Kentucky County Sees Instant Impact of Right-to-Work Law
Ben Smith /
Six weeks ago, a Kentucky county passed a right-to-work ordinance in hopes of attracting new businesses. It already appears to be working.
Warren County, Ky., adopted the countywide right-to-work ordinance on Dec. 19, after it became clear the state wasn’t going to move in that direction. Right-to-work laws prevent unions from having workers fired for not paying union dues. The Kentucky Legislature enacted home rule in 1978, leaving it up to local communities to make such decision.
“When our local leaders came to us and said without right to work we are sending away 75 percent of out-of-town job prospects, I knew we had to act,” said Warren County Attorney Amy Milliken. “Since we passed the ordinance, in the past six weeks, we’ve had two site selectors and one international site selector.”
Milliken, a self-identified Democrat, spoke at a Heritage Foundation event this week about right-to-work laws and their impact on unions. She was joined by James Sherk, senior policy analyst in labor economics at The Heritage Foundation, and Perry Bowman, a United Auto Workers member and founder of Union Conservatives.
While Bowman focused on the statewide fight for a right-to-work law in Michigan, Milliken talked about her own efforts at the country level.
“I am very proud of Warren County,” Milliken told the audience after listing several statistics. She discussed the unique ability that counties have in Kentucky to take such actions.
The state legislature enacted home rule in 1978 because “they knew [counties] were best suited to handle what our constituents needed,” Milliken said.
After the panel, Milliken addressed her current fight against the Democratic-controlled Legislature in Frankfort and Attorney General Jack Conway.
In an interview with The Daily Signal, Milliken said, “[Conway] has painted himself into a corner. While arguing against home rule in Warren County, he now faces a different problem for Jefferson [County].”
“Jefferson wants a local ordinance on minimum wage,” she said. “Is the attorney general going to fight against that?”
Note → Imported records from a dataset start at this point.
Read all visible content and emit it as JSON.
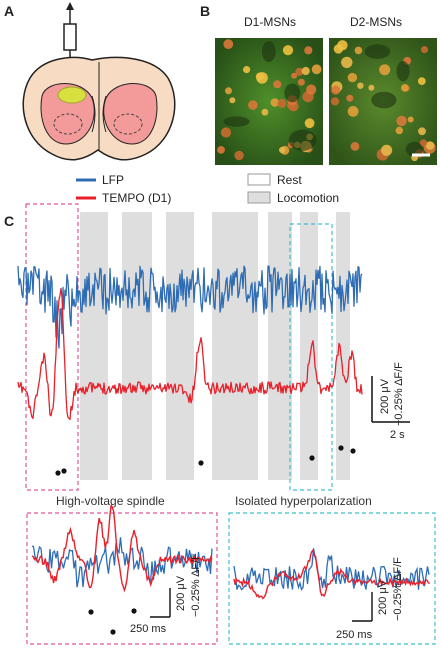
{
  "panels": {
    "a": "A",
    "b": "B",
    "c": "C"
  },
  "micrographs": {
    "left": "D1-MSNs",
    "right": "D2-MSNs"
  },
  "legend": {
    "lfp": "LFP",
    "tempo": "TEMPO (D1)",
    "rest": "Rest",
    "locomotion": "Locomotion"
  },
  "colors": {
    "lfp": "#2e6db4",
    "tempo": "#e8202a",
    "locomotion": "#dedede",
    "box_left": "#e0569a",
    "box_right": "#3fbfd0"
  },
  "scale_main": {
    "y_top": "200 μV",
    "y_bottom": "−0.25% ΔF/F",
    "x": "2 s"
  },
  "inset_left": {
    "title": "High-voltage spindle",
    "y_top": "200 μV",
    "y_bottom": "−0.25% ΔF/F",
    "x": "250 ms"
  },
  "inset_right": {
    "title": "Isolated hyperpolarization",
    "y_top": "200 μV",
    "y_bottom": "−0.25% ΔF/F",
    "x": "250 ms"
  }
}
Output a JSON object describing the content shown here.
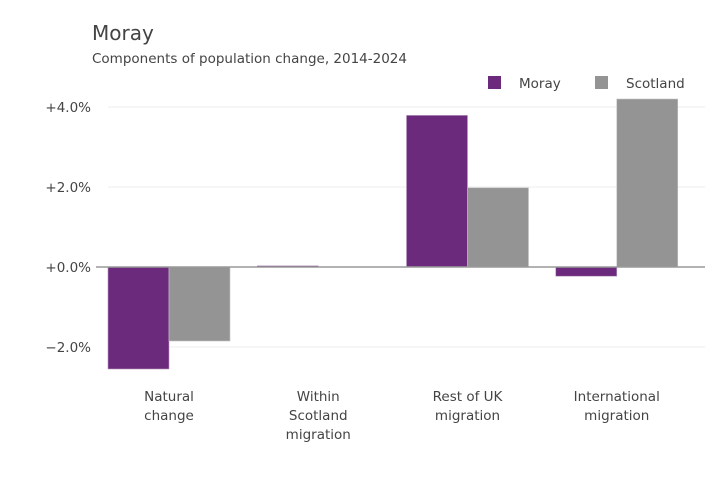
{
  "chart_data": {
    "type": "bar",
    "title": "Moray",
    "subtitle": "Components of population change, 2014-2024",
    "xlabel": "",
    "ylabel": "",
    "categories": [
      [
        "Natural",
        "change"
      ],
      [
        "Within",
        "Scotland",
        "migration"
      ],
      [
        "Rest of UK",
        "migration"
      ],
      [
        "International",
        "migration"
      ]
    ],
    "series": [
      {
        "name": "Moray",
        "color": "#6b2a7b",
        "values": [
          -2.55,
          0.03,
          3.79,
          -0.23
        ]
      },
      {
        "name": "Scotland",
        "color": "#949494",
        "values": [
          -1.85,
          0.0,
          1.98,
          4.2
        ]
      }
    ],
    "ylim": [
      -2.9,
      4.2
    ],
    "yticks": [
      {
        "value": 4,
        "label": "+4.0%"
      },
      {
        "value": 2,
        "label": "+2.0%"
      },
      {
        "value": 0,
        "label": "+0.0%"
      },
      {
        "value": -2,
        "label": "−2.0%"
      }
    ],
    "grid": true,
    "legend_position": "top-right"
  }
}
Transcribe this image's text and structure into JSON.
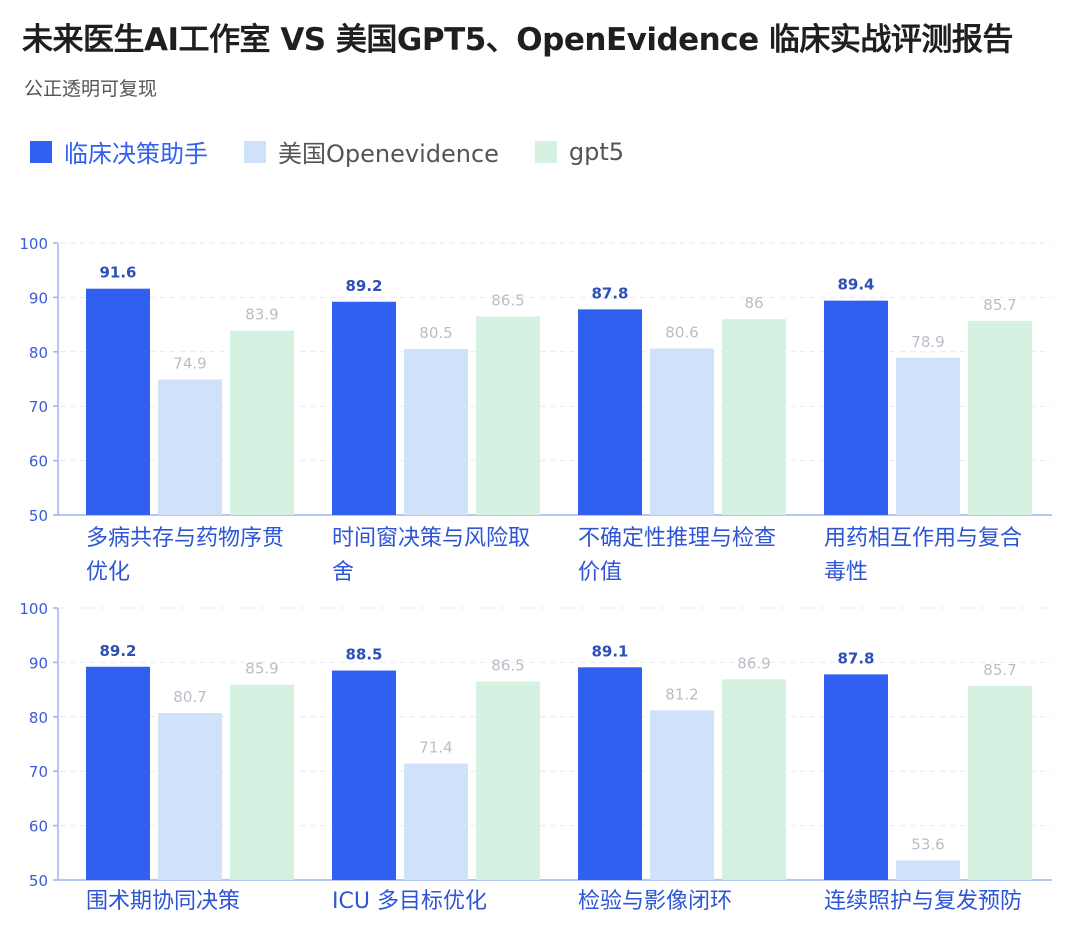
{
  "title": "未来医生AI工作室 VS 美国GPT5、OpenEvidence 临床实战评测报告",
  "subtitle": "公正透明可复现",
  "colors": {
    "series": [
      "#3160f0",
      "#cfe2fa",
      "#d4f1e1"
    ],
    "legend_text": [
      "#3160f0",
      "#555555",
      "#555555"
    ],
    "axis": "#9fb2ee",
    "tick_label": "#3b5bd8",
    "category_label": "#2d55d6",
    "value_label_primary": "#2f4fb8",
    "value_label_other": "#b9bec6"
  },
  "legend": [
    {
      "name": "临床决策助手",
      "icon": "square-swatch"
    },
    {
      "name": "美国Openevidence",
      "icon": "square-swatch"
    },
    {
      "name": "gpt5",
      "icon": "square-swatch"
    }
  ],
  "chart_data": [
    {
      "type": "bar",
      "categories": [
        "多病共存与药物序贯优化",
        "时间窗决策与风险取舍",
        "不确定性推理与检查价值",
        "用药相互作用与复合毒性"
      ],
      "series": [
        {
          "name": "临床决策助手",
          "values": [
            91.6,
            89.2,
            87.8,
            89.4
          ]
        },
        {
          "name": "美国Openevidence",
          "values": [
            74.9,
            80.5,
            80.6,
            78.9
          ]
        },
        {
          "name": "gpt5",
          "values": [
            83.9,
            86.5,
            86,
            85.7
          ]
        }
      ],
      "ylim": [
        50,
        100
      ],
      "yticks": [
        "50",
        "60",
        "70",
        "80",
        "90",
        "100"
      ],
      "grid": "dashed",
      "legend": "top-left"
    },
    {
      "type": "bar",
      "categories": [
        "围术期协同决策",
        "ICU 多目标优化",
        "检验与影像闭环",
        "连续照护与复发预防"
      ],
      "series": [
        {
          "name": "临床决策助手",
          "values": [
            89.2,
            88.5,
            89.1,
            87.8
          ]
        },
        {
          "name": "美国Openevidence",
          "values": [
            80.7,
            71.4,
            81.2,
            53.6
          ]
        },
        {
          "name": "gpt5",
          "values": [
            85.9,
            86.5,
            86.9,
            85.7
          ]
        }
      ],
      "ylim": [
        50,
        100
      ],
      "yticks": [
        "50",
        "60",
        "70",
        "80",
        "90",
        "100"
      ],
      "grid": "dashed",
      "legend": "top-left"
    }
  ]
}
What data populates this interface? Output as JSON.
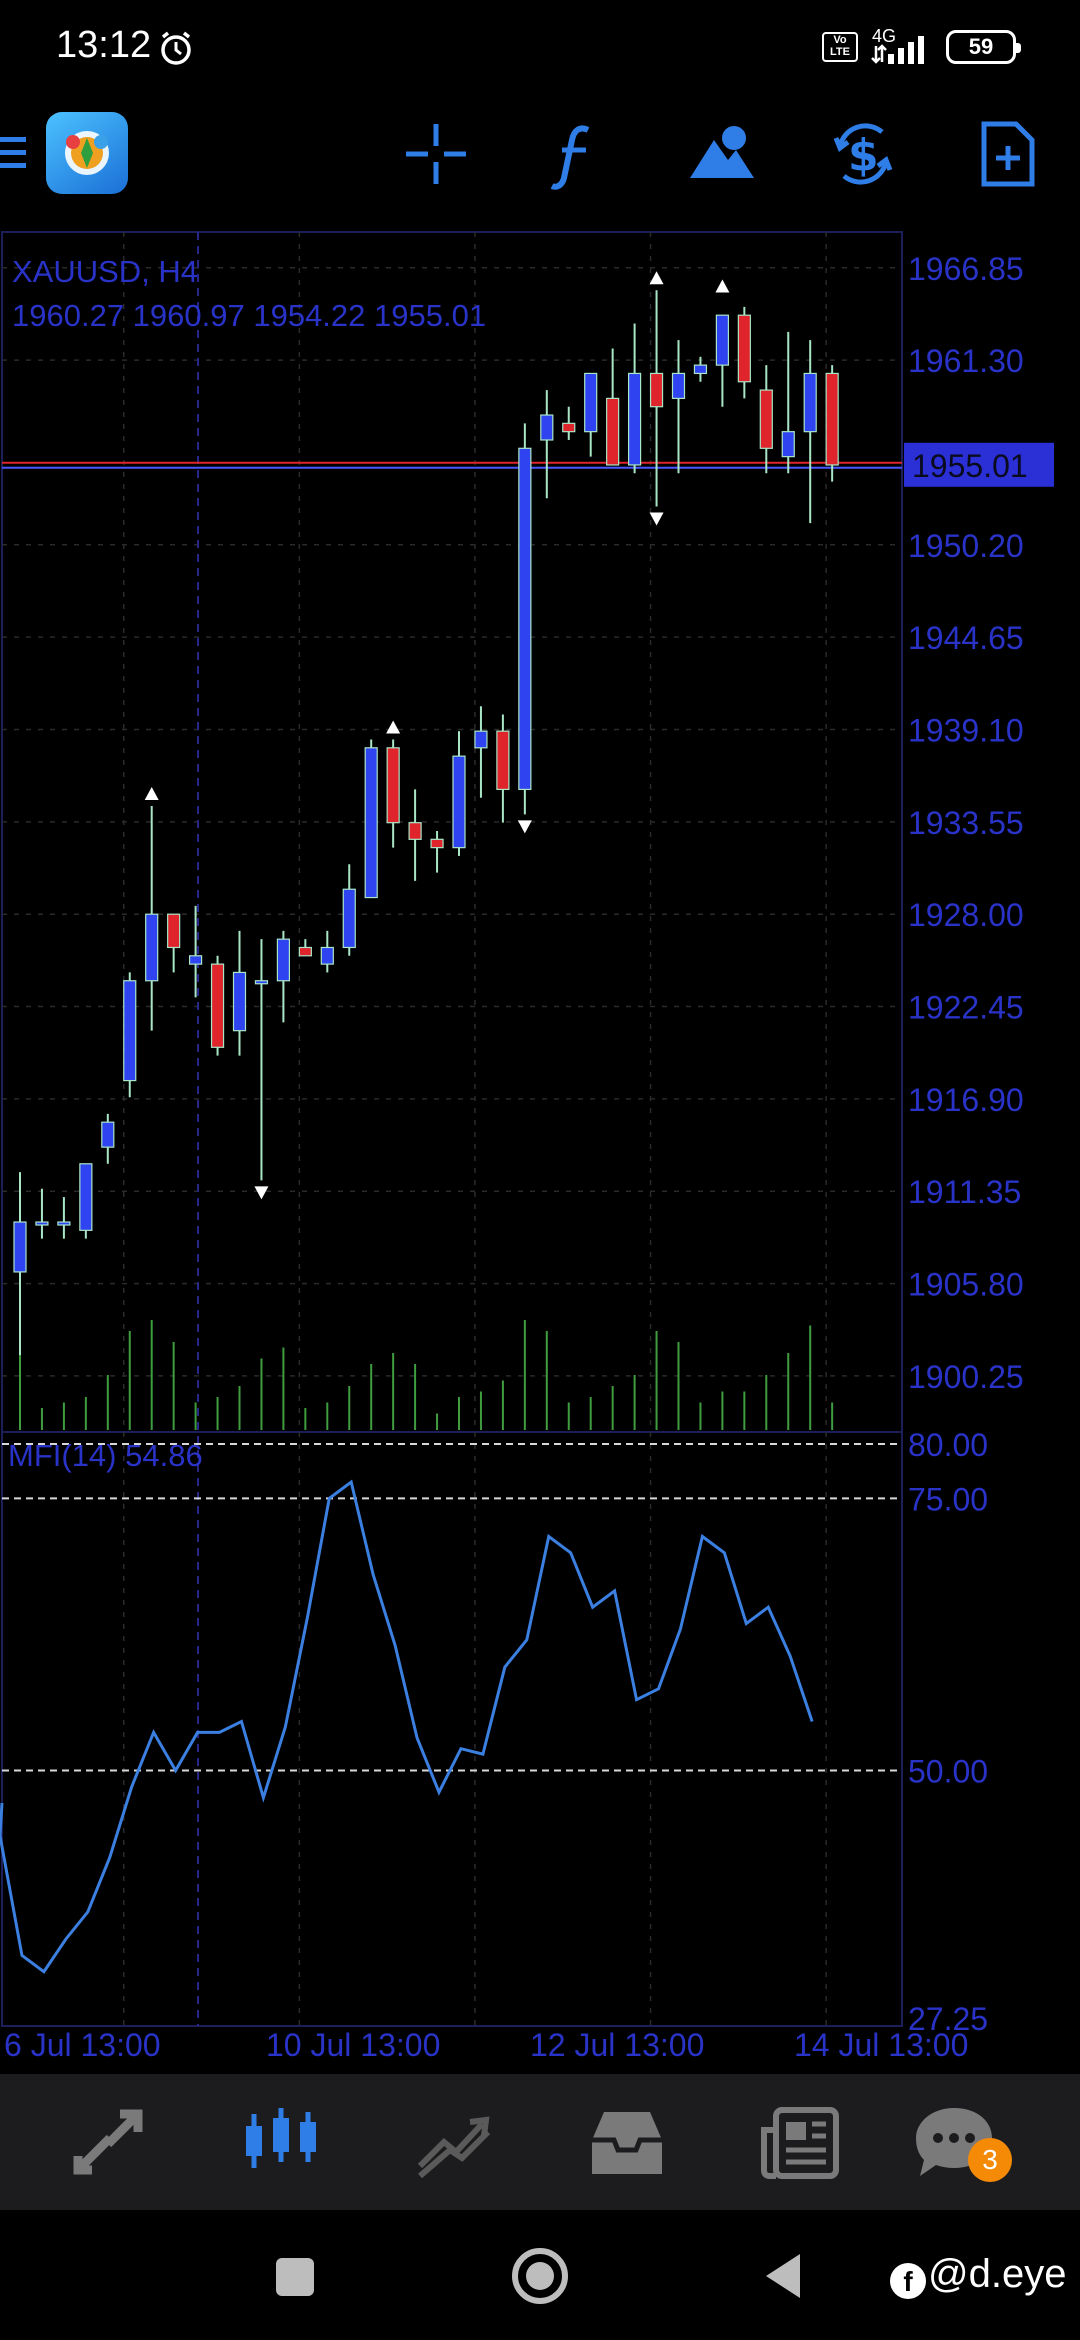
{
  "status": {
    "time": "13:12",
    "network": "4G",
    "volte": "Vo LTE",
    "battery": "59"
  },
  "toolbar": {
    "icons": [
      "menu-icon",
      "app-logo",
      "crosshair-icon",
      "indicators-icon",
      "objects-icon",
      "trade-icon",
      "new-order-icon"
    ]
  },
  "chart": {
    "symbol_line": "XAUUSD, H4",
    "ohlc_line": "1960.27 1960.97 1954.22 1955.01",
    "current_price": "1955.01",
    "price_labels": [
      "1966.85",
      "1961.30",
      "1950.20",
      "1944.65",
      "1939.10",
      "1933.55",
      "1928.00",
      "1922.45",
      "1916.90",
      "1911.35",
      "1905.80",
      "1900.25"
    ],
    "date_labels": [
      "6 Jul 13:00",
      "10 Jul 13:00",
      "12 Jul 13:00",
      "14 Jul 13:00"
    ],
    "mfi_label": "MFI(14) 54.86",
    "mfi_levels": [
      "80.00",
      "75.00",
      "50.00",
      "27.25"
    ],
    "colors": {
      "bull": "#2f43f0",
      "bear": "#e0242c",
      "wick": "#a8e6c6",
      "grid": "#2a2a2a",
      "axis_text": "#2a33c8",
      "volume": "#3f9d3f",
      "mfi_line": "#3b7fe0",
      "price_line": "#e0242c"
    }
  },
  "chart_data": {
    "type": "candlestick",
    "symbol": "XAUUSD",
    "timeframe": "H4",
    "ylim": [
      1897,
      1969
    ],
    "candles": [
      {
        "o": 1906.5,
        "h": 1912.5,
        "l": 1901.5,
        "c": 1909.5
      },
      {
        "o": 1909.5,
        "h": 1911.5,
        "l": 1908.5,
        "c": 1909.5
      },
      {
        "o": 1909.5,
        "h": 1911.0,
        "l": 1908.5,
        "c": 1909.5
      },
      {
        "o": 1909.0,
        "h": 1913.0,
        "l": 1908.5,
        "c": 1913.0
      },
      {
        "o": 1914.0,
        "h": 1916.0,
        "l": 1913.0,
        "c": 1915.5
      },
      {
        "o": 1918.0,
        "h": 1924.5,
        "l": 1917.0,
        "c": 1924.0
      },
      {
        "o": 1924.0,
        "h": 1934.5,
        "l": 1921.0,
        "c": 1928.0
      },
      {
        "o": 1928.0,
        "h": 1928.0,
        "l": 1924.5,
        "c": 1926.0
      },
      {
        "o": 1925.0,
        "h": 1928.5,
        "l": 1923.0,
        "c": 1925.5
      },
      {
        "o": 1925.0,
        "h": 1925.5,
        "l": 1919.5,
        "c": 1920.0
      },
      {
        "o": 1921.0,
        "h": 1927.0,
        "l": 1919.5,
        "c": 1924.5
      },
      {
        "o": 1924.0,
        "h": 1926.5,
        "l": 1912.0,
        "c": 1924.0
      },
      {
        "o": 1924.0,
        "h": 1927.0,
        "l": 1921.5,
        "c": 1926.5
      },
      {
        "o": 1926.0,
        "h": 1926.5,
        "l": 1925.5,
        "c": 1925.5
      },
      {
        "o": 1925.0,
        "h": 1927.0,
        "l": 1924.5,
        "c": 1926.0
      },
      {
        "o": 1926.0,
        "h": 1931.0,
        "l": 1925.5,
        "c": 1929.5
      },
      {
        "o": 1929.0,
        "h": 1938.5,
        "l": 1929.0,
        "c": 1938.0
      },
      {
        "o": 1938.0,
        "h": 1938.5,
        "l": 1932.0,
        "c": 1933.5
      },
      {
        "o": 1933.5,
        "h": 1935.5,
        "l": 1930.0,
        "c": 1932.5
      },
      {
        "o": 1932.5,
        "h": 1933.0,
        "l": 1930.5,
        "c": 1932.0
      },
      {
        "o": 1932.0,
        "h": 1939.0,
        "l": 1931.5,
        "c": 1937.5
      },
      {
        "o": 1938.0,
        "h": 1940.5,
        "l": 1935.0,
        "c": 1939.0
      },
      {
        "o": 1939.0,
        "h": 1940.0,
        "l": 1933.5,
        "c": 1935.5
      },
      {
        "o": 1935.5,
        "h": 1957.5,
        "l": 1934.0,
        "c": 1956.0
      },
      {
        "o": 1956.5,
        "h": 1959.5,
        "l": 1953.0,
        "c": 1958.0
      },
      {
        "o": 1957.5,
        "h": 1958.5,
        "l": 1956.5,
        "c": 1957.0
      },
      {
        "o": 1957.0,
        "h": 1960.5,
        "l": 1955.5,
        "c": 1960.5
      },
      {
        "o": 1959.0,
        "h": 1962.0,
        "l": 1955.0,
        "c": 1955.0
      },
      {
        "o": 1955.0,
        "h": 1963.5,
        "l": 1954.5,
        "c": 1960.5
      },
      {
        "o": 1960.5,
        "h": 1965.5,
        "l": 1952.5,
        "c": 1958.5
      },
      {
        "o": 1959.0,
        "h": 1962.5,
        "l": 1954.5,
        "c": 1960.5
      },
      {
        "o": 1960.5,
        "h": 1961.5,
        "l": 1960.0,
        "c": 1961.0
      },
      {
        "o": 1961.0,
        "h": 1963.5,
        "l": 1958.5,
        "c": 1964.0
      },
      {
        "o": 1964.0,
        "h": 1964.5,
        "l": 1959.0,
        "c": 1960.0
      },
      {
        "o": 1959.5,
        "h": 1961.0,
        "l": 1954.5,
        "c": 1956.0
      },
      {
        "o": 1955.5,
        "h": 1963.0,
        "l": 1954.5,
        "c": 1957.0
      },
      {
        "o": 1957.0,
        "h": 1962.5,
        "l": 1951.5,
        "c": 1960.5
      },
      {
        "o": 1960.5,
        "h": 1961.0,
        "l": 1954.0,
        "c": 1955.0
      }
    ],
    "volumes": [
      0.95,
      0.2,
      0.25,
      0.3,
      0.5,
      0.9,
      1.0,
      0.8,
      0.25,
      0.3,
      0.4,
      0.65,
      0.75,
      0.2,
      0.25,
      0.4,
      0.6,
      0.7,
      0.6,
      0.15,
      0.3,
      0.35,
      0.45,
      1.0,
      0.9,
      0.25,
      0.3,
      0.4,
      0.5,
      0.9,
      0.8,
      0.25,
      0.35,
      0.35,
      0.5,
      0.7,
      0.95,
      0.25
    ],
    "mfi": {
      "ylim": [
        27.25,
        80
      ],
      "levels": [
        80,
        75,
        50
      ],
      "values": [
        44,
        33,
        31.5,
        34.5,
        37,
        42,
        48.5,
        53.5,
        50,
        53.5,
        53.5,
        54.5,
        47.5,
        54,
        64,
        75,
        76.5,
        68,
        61.5,
        53,
        48,
        52,
        51.5,
        59.5,
        62,
        71.5,
        70,
        65,
        66.5,
        56.5,
        57.5,
        63,
        71.5,
        70,
        63.5,
        65,
        60.5,
        54.5
      ]
    },
    "x_labels": [
      "6 Jul 13:00",
      "10 Jul 13:00",
      "12 Jul 13:00",
      "14 Jul 13:00"
    ]
  },
  "bottom_nav": {
    "items": [
      "quotes-icon",
      "charts-icon",
      "trade-icon",
      "history-icon",
      "news-icon",
      "messages-icon"
    ],
    "badge": "3"
  },
  "watermark": "@d.eye"
}
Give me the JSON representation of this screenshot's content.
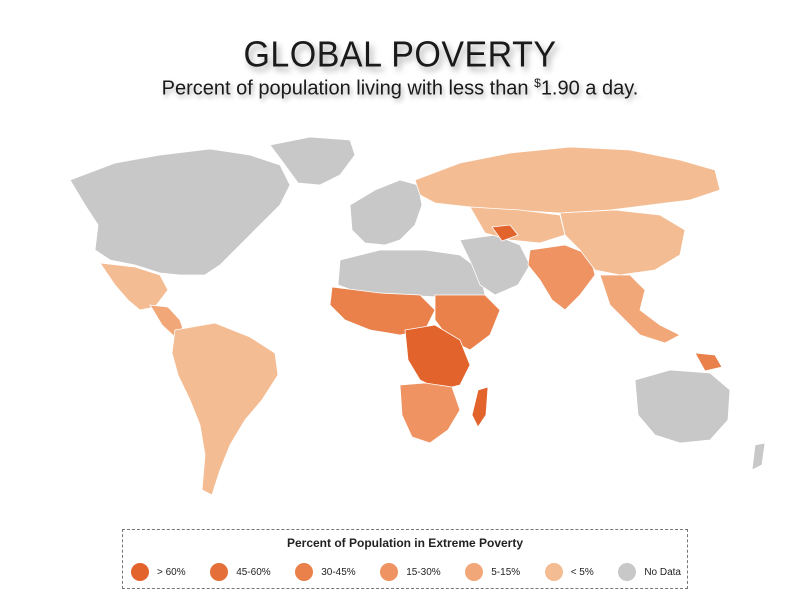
{
  "header": {
    "title": "GLOBAL POVERTY",
    "subtitle_prefix": "Percent of population living with less than ",
    "subtitle_currency": "$",
    "subtitle_value": "1.90",
    "subtitle_suffix": " a day."
  },
  "colors": {
    "gt60": "#e2632b",
    "p45_60": "#e56f38",
    "p30_45": "#ea814b",
    "p15_30": "#ee9361",
    "p5_15": "#f1a778",
    "lt5": "#f4bc92",
    "no_data": "#c8c8c8",
    "ocean": "#ffffff"
  },
  "legend": {
    "title": "Percent of Population in Extreme Poverty",
    "items": [
      {
        "label": "> 60%",
        "color": "#e2632b"
      },
      {
        "label": "45-60%",
        "color": "#e56f38"
      },
      {
        "label": "30-45%",
        "color": "#ea814b"
      },
      {
        "label": "15-30%",
        "color": "#ee9361"
      },
      {
        "label": "5-15%",
        "color": "#f1a778"
      },
      {
        "label": "< 5%",
        "color": "#f4bc92"
      },
      {
        "label": "No Data",
        "color": "#c8c8c8"
      }
    ]
  },
  "regions": [
    {
      "name": "North America",
      "category": "No Data"
    },
    {
      "name": "Greenland",
      "category": "No Data"
    },
    {
      "name": "Mexico",
      "category": "< 5%"
    },
    {
      "name": "Central America",
      "category": "5-15%"
    },
    {
      "name": "South America",
      "category": "< 5%"
    },
    {
      "name": "Western Europe",
      "category": "No Data"
    },
    {
      "name": "Russia",
      "category": "< 5%"
    },
    {
      "name": "North Africa",
      "category": "No Data"
    },
    {
      "name": "West Africa",
      "category": "30-45%"
    },
    {
      "name": "Central Africa",
      "category": "> 60%"
    },
    {
      "name": "Southern Africa",
      "category": "15-30%"
    },
    {
      "name": "Madagascar",
      "category": "> 60%"
    },
    {
      "name": "Middle East",
      "category": "No Data"
    },
    {
      "name": "Central Asia",
      "category": "< 5%"
    },
    {
      "name": "South Asia",
      "category": "15-30%"
    },
    {
      "name": "China",
      "category": "< 5%"
    },
    {
      "name": "Southeast Asia",
      "category": "5-15%"
    },
    {
      "name": "Australia",
      "category": "No Data"
    },
    {
      "name": "Papua New Guinea",
      "category": "30-45%"
    }
  ]
}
Milliken said several other counties are following suit. She predicted more than “one million Kentuckians will be under right-to-work laws soon,” she said
She also stressed that her goal is not anti-union. “This ordinance forces unions to go back to their original functions, not what it has become today.”
In Michigan, the fight for a right-to-work law played out at the state level. According to Bowman, the new Michigan law, signed by Gov. Rick Snyder, R-Mich., in 2012, took away the compulsory dues for workers. With its removal, workers can choose whether to join unions or bargain with management independently.
“It is time for unions to embrace free-market principles and reorganize to be more service based than a mandate,” Bowman, the UAW worker, told the Heritage audience.
Bowman blasted what he believed to be outdated practices on unions’ behalf. Demonstrating his point, Bowman focused on the Michigan Education Association in his home state.
“Teachers unions used taxpayer money to deny their members freedom of choice,” he said.
Heritage expert Sherk released a report finding that unions charge higher dues and give their top officers larger salaries when they can force workers to pay dues.
“When their customers have no choice about paying unions don’t make satisfying them their first priority,” Sherk says, noting in the study that “Union financial reports reveal that they charge workers roughly 10 percent higher dues and pay their full-time top officers $20,000 more annually in states with compulsory dues.”
Sherk’s report argued that with right-to-work laws, unions must earn workers’ support through voluntary dues. This requires them to compete for workers’ dollars, which leads to lower dues and pressures unions to hold down costs—including officer salaries.
“I’m an economist, and I find the notion that getting rid of unions’ monopoly power would hurt workers bizarre,” Sherk added.
Sherk summed up his thoughts stating he “didn’t think that union officers are selfish,” but that monopolies tend to put their institutional interests ahead of their customers. Sherk added that “it is the customers’ freedom not to buy their product that drives businesses—and unions—to put the customer first.”